До этого я упрямо держалась за версию, что всему виной стресс. Ну а что еще? Меня похищали, держали на цепи, увозили через океан, потом я узнала такое о собственной семье, после чего любому организму полагалось либо свалиться в обморок, либо начать мстить хозяину хотя бы утренней тошнотой. Я выбрала второй вариант и честно убеждала себя, что этого объяснения достаточно.
Нико, разумеется, мне не поверил.
Он вообще с тех пор, как вытащил меня обратно, смотрел так, будто мир только и ждет, когда я отвернусь, чтобы снова попытаться меня отнять. Поэтому, когда я в очередной раз выскочила из кухни, не выдержав запаха кофе, масла и чего-то жареного, он ничего не сказал.

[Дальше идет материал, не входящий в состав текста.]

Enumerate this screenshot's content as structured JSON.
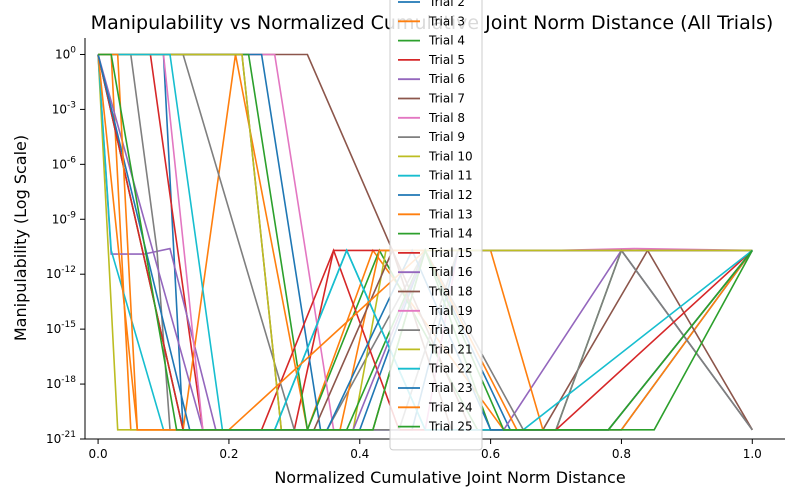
{
  "chart_data": {
    "type": "line",
    "title": "Manipulability vs Normalized Cumulative Joint Norm Distance (All Trials)",
    "xlabel": "Normalized Cumulative Joint Norm Distance",
    "ylabel": "Manipulability (Log Scale)",
    "xlim": [
      -0.02,
      1.05
    ],
    "ylim_log10": [
      -21,
      0.9
    ],
    "x_ticks": [
      0.0,
      0.2,
      0.4,
      0.6,
      0.8,
      1.0
    ],
    "x_tick_labels": [
      "0.0",
      "0.2",
      "0.4",
      "0.6",
      "0.8",
      "1.0"
    ],
    "y_ticks_log10": [
      0,
      -3,
      -6,
      -9,
      -12,
      -15,
      -18,
      -21
    ],
    "y_tick_labels": [
      "10^0",
      "10^-3",
      "10^-6",
      "10^-9",
      "10^-12",
      "10^-15",
      "10^-18",
      "10^-21"
    ],
    "y_scale": "log",
    "grid": false,
    "legend_position": "center-top",
    "series": [
      {
        "name": "Trial 2",
        "color": "#1f77b4",
        "log10_y": [
          0,
          0,
          -20.5,
          -20.5,
          -10.7,
          -20.5,
          -20.5,
          -10.7
        ],
        "x": [
          0,
          0.1,
          0.13,
          0.4,
          0.5,
          0.63,
          0.8,
          1.0
        ]
      },
      {
        "name": "Trial 3",
        "color": "#ff7f0e",
        "log10_y": [
          0,
          0,
          -20.5,
          -20.5,
          -10.7,
          -20.5,
          -20.5,
          -10.7
        ],
        "x": [
          0,
          0.02,
          0.05,
          0.32,
          0.42,
          0.62,
          0.8,
          1.0
        ]
      },
      {
        "name": "Trial 4",
        "color": "#2ca02c",
        "log10_y": [
          0,
          -20.5,
          -20.5,
          -10.7,
          -20.5,
          -20.5,
          -10.7,
          -20.5
        ],
        "x": [
          0,
          0.13,
          0.32,
          0.43,
          0.58,
          0.7,
          0.8,
          1.0
        ]
      },
      {
        "name": "Trial 5",
        "color": "#d62728",
        "log10_y": [
          0,
          0,
          -20.5,
          -20.5,
          -10.7,
          -10.7,
          -10.7
        ],
        "x": [
          0,
          0.08,
          0.16,
          0.3,
          0.36,
          0.5,
          1.0
        ]
      },
      {
        "name": "Trial 6",
        "color": "#9467bd",
        "log10_y": [
          0,
          -10.9,
          -10.9,
          -10.6,
          -20.5,
          -20.5,
          -10.7,
          -20.5
        ],
        "x": [
          0,
          0.02,
          0.07,
          0.11,
          0.18,
          0.62,
          0.8,
          1.0
        ]
      },
      {
        "name": "Trial 7",
        "color": "#8c564b",
        "log10_y": [
          0,
          0,
          -10.7,
          -20.5,
          -20.5,
          -10.7,
          -20.5
        ],
        "x": [
          0,
          0.32,
          0.45,
          0.57,
          0.68,
          0.84,
          1.0
        ]
      },
      {
        "name": "Trial 8",
        "color": "#e377c2",
        "log10_y": [
          0,
          0,
          -20.5,
          -20.5,
          -10.7,
          -10.7,
          -10.6,
          -10.7
        ],
        "x": [
          0,
          0.27,
          0.36,
          0.5,
          0.55,
          0.7,
          0.82,
          1.0
        ]
      },
      {
        "name": "Trial 9",
        "color": "#7f7f7f",
        "log10_y": [
          0,
          0,
          -10.7,
          -20.5,
          -20.5,
          -10.7,
          -20.5,
          -20.5,
          -10.7,
          -20.5
        ],
        "x": [
          0,
          0.05,
          0.09,
          0.11,
          0.35,
          0.5,
          0.65,
          0.7,
          0.8,
          1.0
        ]
      },
      {
        "name": "Trial 10",
        "color": "#bcbd22",
        "log10_y": [
          0,
          -20.5,
          -20.5,
          -10.7,
          -10.7,
          -10.7
        ],
        "x": [
          0,
          0.03,
          0.39,
          0.44,
          0.6,
          1.0
        ]
      },
      {
        "name": "Trial 11",
        "color": "#17becf",
        "log10_y": [
          0,
          -10.7,
          -20.5,
          -20.5,
          -10.7,
          -20.5,
          -20.5,
          -10.7
        ],
        "x": [
          0,
          0.02,
          0.1,
          0.27,
          0.38,
          0.5,
          0.78,
          1.0
        ]
      },
      {
        "name": "Trial 12",
        "color": "#1f77b4",
        "log10_y": [
          0,
          0,
          -20.5,
          -20.5,
          -10.7,
          -10.7
        ],
        "x": [
          0,
          0.25,
          0.34,
          0.48,
          0.55,
          1.0
        ]
      },
      {
        "name": "Trial 13",
        "color": "#ff7f0e",
        "log10_y": [
          0,
          -20.5,
          -20.5,
          0,
          -20.5,
          -20.5,
          -10.7,
          -10.7,
          -20.5,
          -20.5,
          -10.7
        ],
        "x": [
          0,
          0.06,
          0.13,
          0.21,
          0.32,
          0.37,
          0.43,
          0.6,
          0.68,
          0.78,
          1.0
        ]
      },
      {
        "name": "Trial 14",
        "color": "#2ca02c",
        "log10_y": [
          0,
          0,
          -20.5,
          -20.5,
          -10.7,
          -20.5,
          -20.5,
          -10.7
        ],
        "x": [
          0,
          0.23,
          0.32,
          0.38,
          0.5,
          0.6,
          0.85,
          1.0
        ]
      },
      {
        "name": "Trial 15",
        "color": "#d62728",
        "log10_y": [
          0,
          -20.5,
          -20.5,
          -10.7,
          -20.5,
          -20.5,
          -10.7
        ],
        "x": [
          0,
          0.13,
          0.25,
          0.36,
          0.46,
          0.7,
          1.0
        ]
      },
      {
        "name": "Trial 16",
        "color": "#9467bd",
        "log10_y": [
          0,
          -20.5,
          -20.5,
          -10.7,
          -10.7,
          -10.7
        ],
        "x": [
          0,
          0.16,
          0.39,
          0.5,
          0.8,
          1.0
        ]
      },
      {
        "name": "Trial 18",
        "color": "#8c564b",
        "log10_y": [
          0,
          0,
          -20.5,
          -20.5,
          -10.7,
          -20.5
        ],
        "x": [
          0,
          0.22,
          0.28,
          0.33,
          0.45,
          0.54
        ]
      },
      {
        "name": "Trial 19",
        "color": "#e377c2",
        "log10_y": [
          0,
          0,
          -20.5,
          -20.5,
          -10.7,
          -10.7,
          -10.7
        ],
        "x": [
          0,
          0.1,
          0.16,
          0.42,
          0.5,
          0.8,
          1.0
        ]
      },
      {
        "name": "Trial 20",
        "color": "#7f7f7f",
        "log10_y": [
          0,
          0,
          -20.5,
          -20.5,
          -10.7,
          -10.7,
          -10.7
        ],
        "x": [
          0,
          0.13,
          0.3,
          0.46,
          0.55,
          0.8,
          1.0
        ]
      },
      {
        "name": "Trial 21",
        "color": "#bcbd22",
        "log10_y": [
          0,
          0,
          -20.5,
          -20.5,
          -10.7,
          -10.7
        ],
        "x": [
          0,
          0.22,
          0.28,
          0.42,
          0.5,
          1.0
        ]
      },
      {
        "name": "Trial 22",
        "color": "#17becf",
        "log10_y": [
          0,
          0,
          -20.5,
          -20.5,
          -10.7,
          -20.5,
          -20.5,
          -10.7
        ],
        "x": [
          0,
          0.11,
          0.19,
          0.27,
          0.38,
          0.5,
          0.65,
          1.0
        ]
      },
      {
        "name": "Trial 23",
        "color": "#1f77b4",
        "log10_y": [
          0,
          -20.5,
          -20.5,
          -10.7,
          -20.5,
          -20.5,
          -10.7
        ],
        "x": [
          0,
          0.14,
          0.35,
          0.48,
          0.6,
          0.78,
          1.0
        ]
      },
      {
        "name": "Trial 24",
        "color": "#ff7f0e",
        "log10_y": [
          0,
          0,
          -20.5,
          -20.5,
          -10.7,
          -20.5
        ],
        "x": [
          0,
          0.03,
          0.06,
          0.2,
          0.5,
          0.64
        ]
      },
      {
        "name": "Trial 25",
        "color": "#2ca02c",
        "log10_y": [
          0,
          0,
          -20.5,
          -20.5,
          -10.7,
          -20.5,
          -20.5,
          -10.7
        ],
        "x": [
          0,
          0.02,
          0.12,
          0.42,
          0.5,
          0.62,
          0.78,
          1.0
        ]
      }
    ]
  }
}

Просто через час уже вез меня к врачу.
В кабинете он сидел рядом, большой, мрачный и подозрительно молчаливый. Я, наоборот, почему-то говорила слишком много. То про недосып, то про нервы, то про последствия похищения, то про то, что организм мой в целом всегда был склонен к драме, просто раньше выбирал менее дорогие декорации. Врач слушал с тем терпением, которое вырабатывается только у людей, ежедневно имеющих дело с чужими страхами и глупостями. Время от времени кивал, будто все давно уже понял, но давал мне возможность досказать эту нелепую защитную речь до конца.
Потом он задал несколько вопросов, осмотрел меня, велел сдать кровь, подождать, снова зайти и в конечном итоге произнес очень спокойным, будничным голосом:
— Felicidades. Tiene alrededor de seis semanas.
— Что он сказал? — спросила я у Нико, который сидел у меня за спиной.
— Что ты беременна, донна… Шесть недель.
Наверное, в этот момент я должна была расплакаться, ахнуть или хотя бы широко распахнуть глаза. Но я почему-то просто уставилась на доктора, будто он заговорил со мной на русском языке.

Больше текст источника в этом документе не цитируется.